Im September 2020 erklärte der chinesische Präsident Xi Jinping, das Land wolle den Anstieg seiner Treibhausgasemission seiner CO2-Emissionen vor 2030 stoppen und bis 2060 klimaneutral werden.

Kohleproduktion in China auf Rekordniveau

Gemäß dem jüngst veröffentlichten Climate Change Performance Index (CCPI) rangiert China hinsichtlich seiner Fortschritte bei Klimaschutzmaßnahmen jedoch nur auf Platz 55 der 67 bewerteten Länder.

Riesige Mengen Kohle in der Lagerhalle einer Kohlefabrik in China
Chinas Energieversorgung ist weiterhin stark von der Kohlekraft abhängigBild: AFP

Zwar sei die Volksrepublik ein Zentrum für erneuerbare Energien und stehe kurz davor, den weiteren Anstieg seiner Treibhausgasemission zu stoppen. Dennoch habe China keine ausreichenden Klimaziele und sei weiterhin stark von fossilen Brennstoffen abhängig, so der CCPI-Bericht. Den größten Teil seiner Energieproduktion bestreite China mit dem Verbrennen von Kohle. Die Kohleproduktion erreichte laut IEA im Jahr 2023 ein Rekordhoch.

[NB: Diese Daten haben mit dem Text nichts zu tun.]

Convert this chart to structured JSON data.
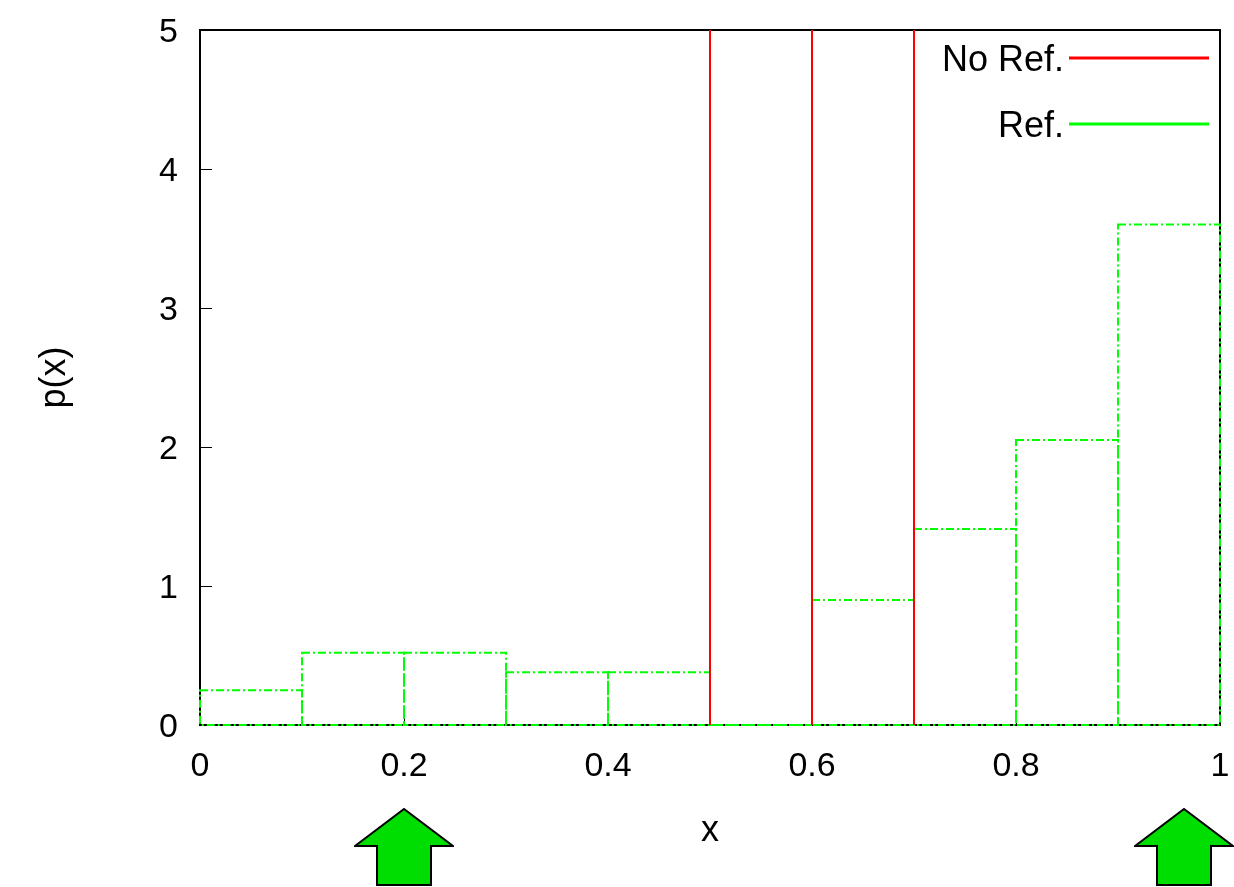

Um die Erderwärmung unter dem Schwellenwert von 1,5 Grad Celsius zu halten, müsse die Welt die globalen Treibhausgasemissionen bis 2030 drastisch senken, sagt Niklas Höhne.

"Deshalb hofft jeder, dass China ein Ziel für eine deutliche Reduzierung der Treibhausgasemissionen bis 2030 vorschlagen wird. Und das kann es auch, denn China baut die erneuerbaren Energien wirklich sehr, sehr schnell aus."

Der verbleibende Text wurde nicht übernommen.